A função oficial é combater a desinformação. A função real é combater a dissidência.

Sob seu comando, o governo passou a decidir o que é verdade. Criou-se uma espécie de Procuradoria da Verdade, um ministério informal encarregado de proteger o bom nome das políticas públicas – e, se possível, calar os que ousam discordar delas.

Nada mais coerente. O mesmo funcionário que um dia correu para salvar seu chefe da Justiça hoje corre para censurar quem ousa questionar seus chefes. O Bessias virou o guardião do discurso autorizado. Da função de levar o papel, passou à missão de controlar a palavra.

Parabéns, companheiro Bessias! Já pode assinar o termo de posse – e a certidão de óbito da República.

4 pensou em “A MARAVILHOSA ASCENSÃO DO COMPANHEIRO BESSIAS

  1. Por razões idênticas às alegadas pelo escriba Briguet, a certidão de óbito da nossa República poderia ter sido emitida quando da nomeação, pelo governo anterior, dos ministros Kassio e André Luiz, suspeitos, mas nunca contestados, tendo em vista que a nomeação é prerrogativa do Presidente da República, seja ele merecedor ou não do cargo que ocupa. Apenas como registro.

    • Caro Xico, André Mendonça ou Nunes Marques jamais serviram de office boy do Bolsonaro, assim como o Bessias, que se serviu desse papel.

      Ambos são chamados de mudinhos, por se manifestarem apenas nos autos, para desgosto de alguns tidos como seguidores do Bolsonaro. Jamais deram entrevistas sobre questões que poderiam vir a julgar, como é o caso dos amigos do Chefe.

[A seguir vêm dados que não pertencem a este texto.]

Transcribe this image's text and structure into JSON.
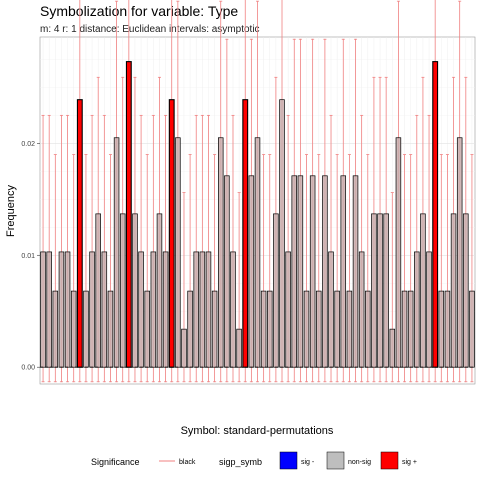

      André Mendonça não foi contestado? Alcolumbre atrasou 8 meses sua sabatina, pois não recebeu biscoito (nomeações nos Correios), como supostamente é o caso atual.

      Não queira fazer equivalência entre o governo anterior e o atual. Eu te considero muito inteligente para isso.

  2. Meu caro João,
    claro que respeito sua opinião: a divergência é instrumento típico da democracia. Apenas quis registrar a similitude entre os procederes dos ambos por mim citados com a suspeita de que o ainda não nomeado, se o for, tambem assim procederá, na Suprema Corte.
    Seu elogio, ao final, deixou-me ancho que só um Papa que eu conheço, Editor-Chefe de uma Gazeta super escrota, gostosa de se ler.

    • Caro Xico, em que pese a nossa nítida divergência de posicionamento político, eu o respeito. Sei que deve viver em uma comunidade em que questionar o Sistema que sustenta este governo deve ser algo como um pecado mortal.

      Só o fato de estar nesta Gazeta Escrota totalmente democrática, onde prevalece (mas não é exclusivo) o pensamento conservador é muito revelador de sua índole.

      Quanto à inteligência, não o conheço pessoalmente, mas acho que sua trajetória de vida vencedora, já demonstra isso.